7 You’ll go to hell. The moral decay will fuck you. Because you’ve spent your life accumulating your fortune, you’ll do almost anything to avoid losing it. That will mean lying, embezzling, bribing okes, suppressing evidence and all kinds of other kak stuff. It’s a fuck-up.

8 No one digs you, bru. They just hang with you for your bucks. Every babe who pomps you is hoping to score a X5 out of you, every lightie who’s polite to you hopes you put them in your will, and your so called chinas only want you to buy them ales and a R500 ticket for the lucky draw at the Bowls Club.

9 You gonna get the clap.

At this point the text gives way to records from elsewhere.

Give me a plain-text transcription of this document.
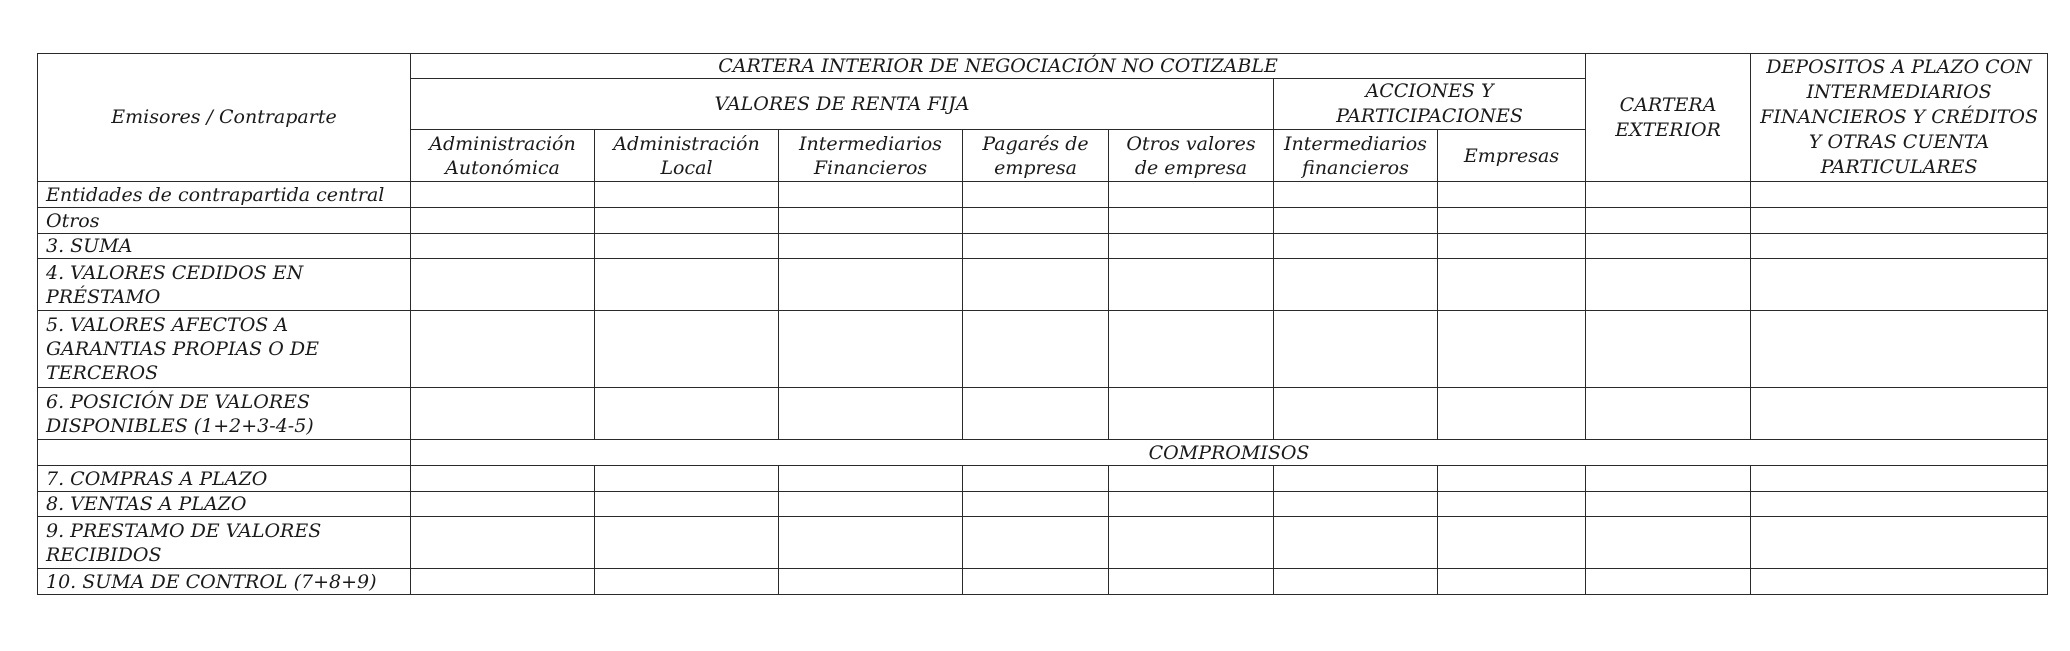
Emisores / Contraparte	CARTERA INTERIOR DE NEGOCIACIÓN NO COTIZABLE							CARTERA EXTERIOR	DEPOSITOS A PLAZO CON INTERMEDIARIOS FINANCIEROS Y CRÉDITOS Y OTRAS CUENTA PARTICULARES
	VALORES DE RENTA FIJA					ACCIONES Y PARTICIPACIONES			
	Administración Autonómica	Administración Local	Intermediarios Financieros	Pagarés de empresa	Otros valores de empresa	Intermediarios financieros	Empresas		
Entidades de contrapartida central									
Otros									
3. SUMA									
4. VALORES CEDIDOS EN PRÉSTAMO									
5. VALORES AFECTOS A GARANTIAS PROPIAS O DE TERCEROS									
6. POSICIÓN DE VALORES DISPONIBLES (1+2+3-4-5)									
	COMPROMISOS								
7. COMPRAS A PLAZO									
8. VENTAS A PLAZO									
9. PRESTAMO DE VALORES RECIBIDOS									
10. SUMA DE CONTROL (7+8+9)									
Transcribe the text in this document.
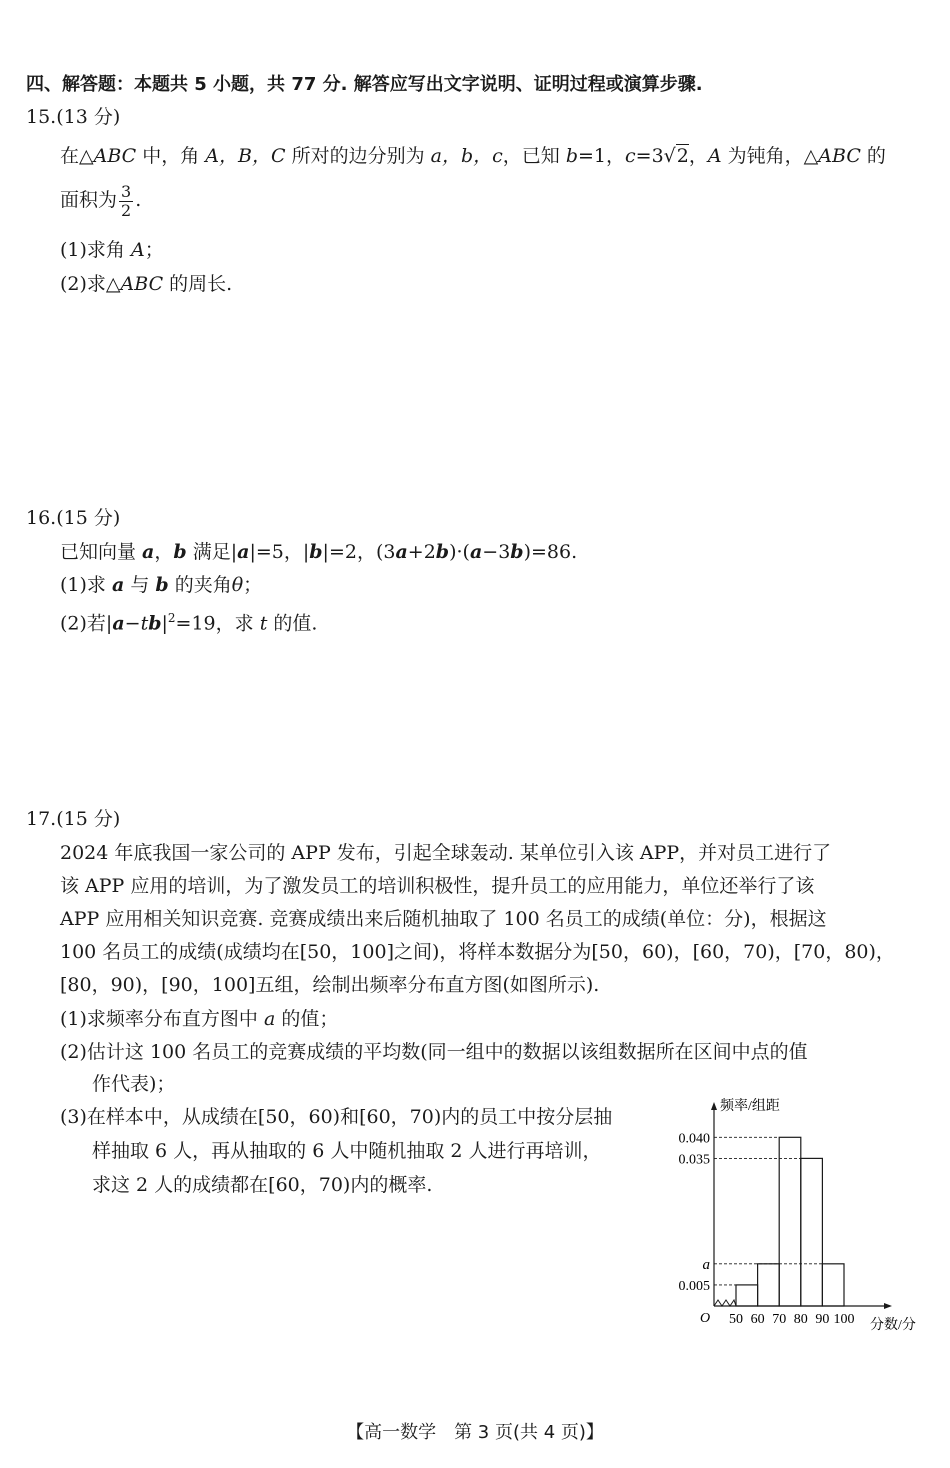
四、解答题：本题共 5 小题，共 77 分. 解答应写出文字说明、证明过程或演算步骤.
15.(13 分)
在△ABC 中，角 A，B，C 所对的边分别为 a，b，c，已知 b=1，c=3√2，A 为钝角，△ABC 的
面积为 $\frac{3}{2}$ .
(1)求角 A；
(2)求△ABC 的周长.
16.(15 分)
已知向量 a，b 满足|a|=5，|b|=2，(3a+2b)·(a−3b)=86.
(1)求 a 与 b 的夹角θ；
(2)若$|a-tb|^2=19$，求 t 的值.
17.(15 分)
2024 年底我国一家公司的 APP 发布，引起全球轰动. 某单位引入该 APP，并对员工进行了
该 APP 应用的培训，为了激发员工的培训积极性，提升员工的应用能力，单位还举行了该
APP 应用相关知识竞赛. 竞赛成绩出来后随机抽取了 100 名员工的成绩(单位：分)，根据这
100 名员工的成绩(成绩均在[50，100]之间)，将样本数据分为[50，60)，[60，70)，[70，80)，
[80，90)，[90，100]五组，绘制出频率分布直方图(如图所示).
(1)求频率分布直方图中 a 的值；
(2)估计这 100 名员工的竞赛成绩的平均数(同一组中的数据以该组数据所在区间中点的值
作代表)；
(3)在样本中，从成绩在[50，60)和[60，70)内的员工中按分层抽
样抽取 6 人，再从抽取的 6 人中随机抽取 2 人进行再培训，
求这 2 人的成绩都在[60，70)内的概率.
频率/组距
分数/分
O
0.005
a
0.035
0.040
50 60 70 80 90 100
【高一数学　第 3 页(共 4 页)】
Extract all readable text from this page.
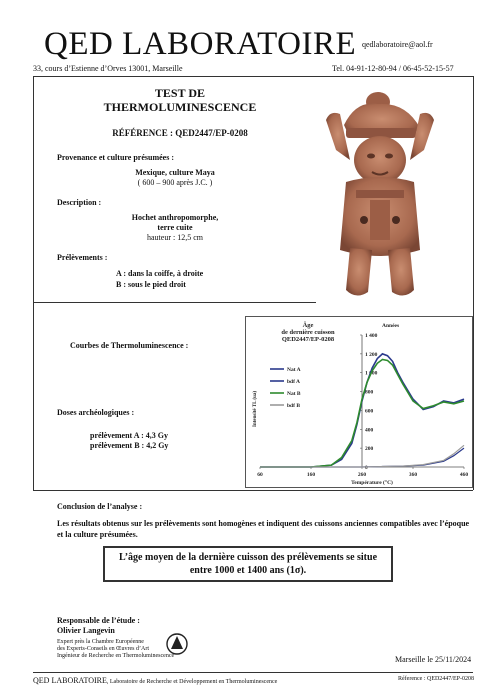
QED LABORATOIRE qedlaboratoire@aol.fr
33, cours d’Estienne d’Orves 13001, Marseille	Tel. 04-91-12-80-94 / 06-45-52-15-57
TEST DE
THERMOLUMINESCENCE
RÉFÉRENCE : QED2447/EP-0208
Provenance et culture présumées :
Mexique, culture Maya
( 600 – 900 après J.C. )
Description :
Hochet anthropomorphe,
terre cuite
hauteur : 12,5 cm
Prélèvements :
A : dans la coiffe, à droite
B : sous le pied droit
Courbes de Thermoluminescence :
Doses archéologiques :
prélèvement A : 4,3 Gy
prélèvement B : 4,2 Gy
0
200
400
600
800
1 000
1 200
1 400
60	160	260	360	460
Nat A
bdf A
Nat B
bdf B
Âge
de dernière cuisson
QED2447/EP-0208
Années
Température (°C)
Intensité TL (ua)
Conclusion de l’analyse :
Les résultats obtenus sur les prélèvements sont homogènes et indiquent des cuissons anciennes compatibles avec l’époque et la culture présumées.
L’âge moyen de la dernière cuisson des prélèvements se situe
entre 1000 et 1400 ans (1σ).
Responsable de l’étude :
Olivier Langevin
Expert près la Chambre Européenne
des Experts-Conseils en Œuvres d’Art
Ingénieur de Recherche en Thermoluminescence	Marseille le 25/11/2024
QED LABORATOIRE, Laboratoire de Recherche et Développement en Thermoluminescence	Réference : QED2447/EP-0208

Precisely because you’re so rich and women only want you for mercenary reasons, you will be able to have sex with all manner of promiscuous individuals. You will have clap within a month of making your first billion. If not the chivy. It’s a fuck-up.

10 You’ll never be truly happy. You’ll never again know the simple pleasure of having a chat about Boks’ chances in the Tri-Nations while getting a lift from the Radium to Max-X in Edenvale with a oke you bummed a smoke off in the bogs. And that, sir, is a bit of a fuck-up.

1 comment:

bianca holmes said...

Hahaha love it!!! Going to make my dad read it!